Personal details
- Born: Faletagaloa Safune, Vailele, Vailoa
- Education: National University of Samoa University of New South Wales University of New England
- Profession: Health governance and public health education

= Palanitina Tupuimatagi Toelupe =

Samoan nurse, educator and public service administrator

Palanitina Tupuimatagi Toelupe is a Samoan public service leader and the first woman to be the Director General and Chief executive officer of the Ministry of Health in Samoa. She has been active in the health sector for almost half century as an educator, nurse and later in senior positions across different boards. In 2023, she was made a companion of the Order of Samoa in the 2023 Samoa Honours and Awards.

== Life ==
Palanitina was educated at Samoa College in Samoa, graduating in 1974 and later receiving a scholarship to study in New Zealand at the Rotorua Public Hospital School of Nursing, where she remained from 1975 to 1978. She became a registered nurse in 1979 and served at the Tupua Tamasese Meaole Hospital at Motootua till 1998. In 2005, Palanitina was appointed Chief executive officer for the Ministry of Health where she remained until 2014 and later headed the National Health Services of Samoa from 2016 to 2019. She was the Chairperson of the Samoa Qualifications Authority and is a member of the Land Transport Authority.

Palanitina has been involved in the inclusion of women and their roles in Samoan villages by working with the Samoa National Council of Women. In 2020, she helped to organise a workshop, wanting women to reclaim their healthcare roles at the village level and;

"...to revive that strength in order for women to realise they are the powerhouse [of their village,]”

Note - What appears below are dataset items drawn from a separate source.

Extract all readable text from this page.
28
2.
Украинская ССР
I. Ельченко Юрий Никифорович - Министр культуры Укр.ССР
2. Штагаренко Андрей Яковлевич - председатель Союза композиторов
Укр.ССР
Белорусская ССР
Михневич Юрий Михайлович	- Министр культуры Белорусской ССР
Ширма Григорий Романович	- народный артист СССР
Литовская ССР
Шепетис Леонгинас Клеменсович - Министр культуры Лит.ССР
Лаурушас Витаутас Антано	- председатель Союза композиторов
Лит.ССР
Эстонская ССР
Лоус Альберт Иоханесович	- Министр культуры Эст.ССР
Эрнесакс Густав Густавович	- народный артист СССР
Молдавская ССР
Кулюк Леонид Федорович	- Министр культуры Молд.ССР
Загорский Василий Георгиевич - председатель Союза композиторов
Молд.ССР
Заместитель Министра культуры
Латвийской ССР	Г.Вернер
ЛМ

In 2023, Palanitina helped create the first ever talanoa, a Samoan form of dialogue that brings people together to share opposing views without any predetermined expectations for agreement, on zero tolerance for violence in the family in the village of Taga. Palanitina supported the Samoa National Council of Women workshop by promoting encouragement and confidence in Samoan women to talk about and reduce violence against women.

Palanitina is currently the General Manager of the National Health Services of Samoa.